Claude AI Tools

The Best Claude SEO Tools in 2026 (And What Each One Actually Does)

What I Actually Use to Get Claude to Do Real SEO Work

Most people who ask “what Claude SEO tools should I use?” are asking the wrong question, and they end up with the wrong answer. They read a listicle, buy Ahrefs, paste in some keywords, and wonder why Claude isn’t telling them anything they didn’t already know.

The problem isn’t the tool. It’s that Claude without a live data connection is just a language model making educated guesses about your site. It doesn’t know your traffic. It doesn’t know what you rank for. It doesn’t know your competitors’ backlink profiles. It knows what SEO is, and that’s very different from knowing what’s actually happening with your specific site right now.

That gap between “Claude knows SEO” and “Claude knows your SEO situation” is what the tools in this post close. I’ll be direct about what each one actually does, where it earns its cost, and where people waste money on things they don’t need.

Start With Your Own Data Before Paying for Anything

Connect Google Search Console first. It’s free, it covers your own property, and it’s the only data source that tells you what’s actually happening from Google’s perspective. Not an estimate, not a third-party approximation. The real click and impression data Google records for your pages.

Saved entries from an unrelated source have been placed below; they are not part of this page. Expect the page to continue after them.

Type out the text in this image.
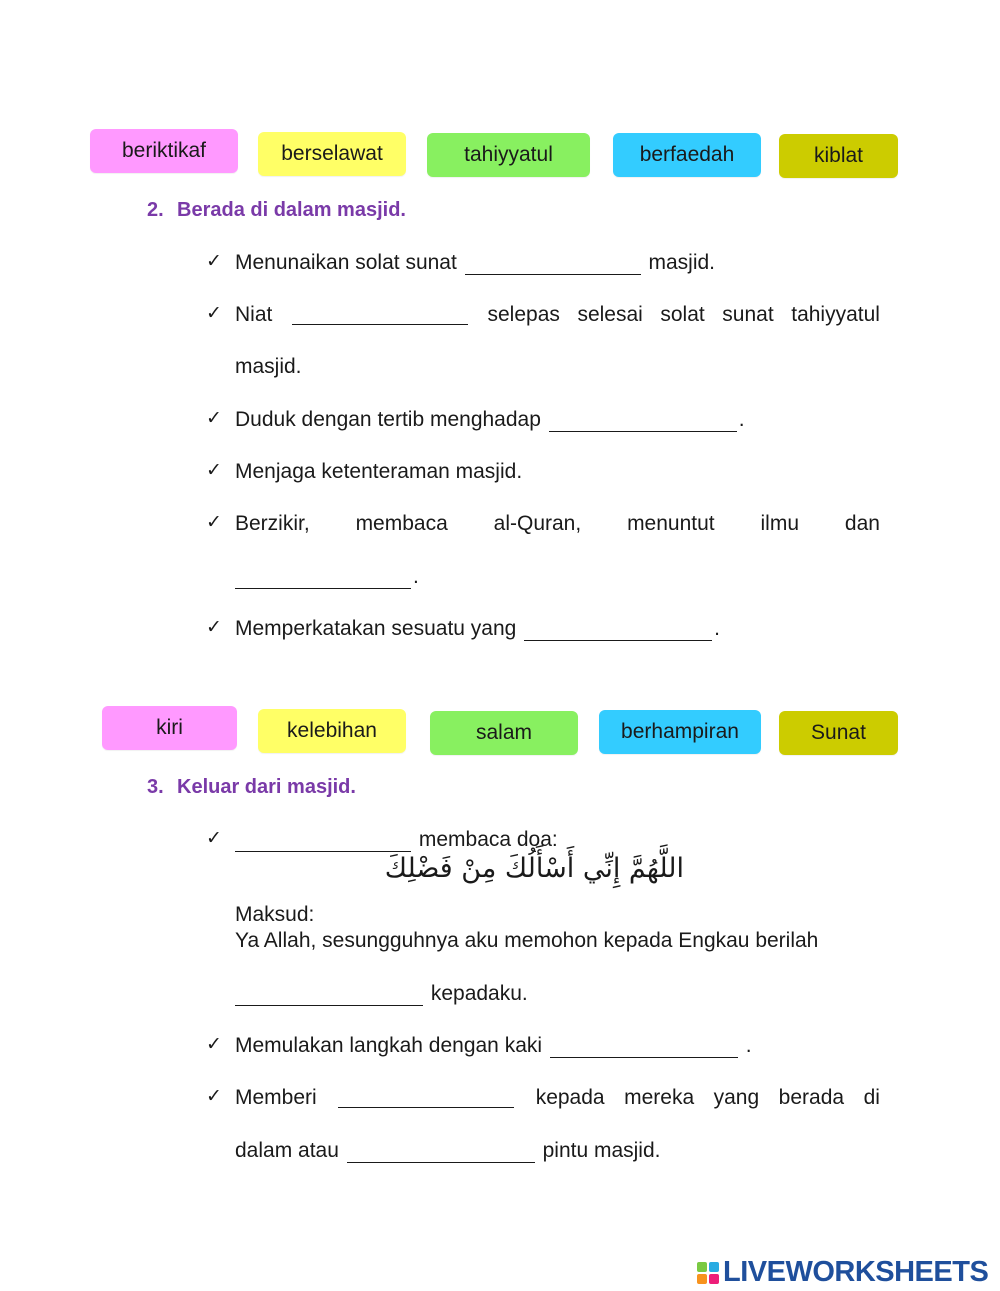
beriktikaf	berselawat	tahiyyatul	berfaedah	kiblat
2. Berada di dalam masjid.
✓ Menunaikan solat sunat	masjid.
✓ Niat	selepas selesai solat sunat tahiyyatul
masjid.
✓ Duduk dengan tertib menghadap	.
✓ Menjaga ketenteraman masjid.
✓ Berzikir, membaca al-Quran, menuntut ilmu dan
.
✓ Memperkatakan sesuatu yang	.
kiri	kelebihan	salam	berhampiran	Sunat
3. Keluar dari masjid.
✓	membaca doa:
اللَّهُمَّ إِنِّي أَسْأَلُكَ مِنْ فَضْلِكَ
Maksud:
Ya Allah, sesungguhnya aku memohon kepada Engkau berilah
kepadaku.
✓ Memulakan langkah dengan kaki	.
✓ Memberi	kepada mereka yang berada di
dalam atau	pintu masjid.
LIVEWORKSHEETS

The community-built GSC MCP server gives Claude 20 distinct analysis tools. The ones I use constantly: traffic drop diagnosis (which separates ranking loss from CTR collapse from actual demand decline, three different problems with three different fixes), quick-win identification for pages sitting in positions 4 to 15 with impressions but weak CTR, and cannibalization detection across pages competing for the same queries.

Setup is about 15 minutes via OAuth. The MCP setup guide walks through the full process. This is the first thing I install on any site, for any client.

Where GSC MCP falls short: it only sees your own site. For competitive data, what your competitors rank for, what their backlink profiles look like, what keywords you’re missing, you need one of the platforms below.

The Keyword and Backlink Platforms: Pick One

Ahrefs and Semrush both launched official MCP servers in 2025, and both work well with Claude. Here’s my honest take on each.

Ahrefs MCP

Cost: Lite plan at $129/mo; MCP works on any active subscription

The Ahrefs MCP is where I spend most of my competitive analysis time. The backlink data is the best in the industry. The organic keyword database is deep enough to pull a complete picture of any competitor’s traffic profile without meaningful gaps.

The workflow that justifies the cost: pull the top organic keywords for a competitor domain, cross-reference against GSC data for my site, filter to keywords where they rank in the top 10 and I don’t crack the top 20, sort by traffic potential. That used to be a 45-minute process across multiple views and a spreadsheet. It runs in under two minutes. The output goes directly into a content brief or a client report.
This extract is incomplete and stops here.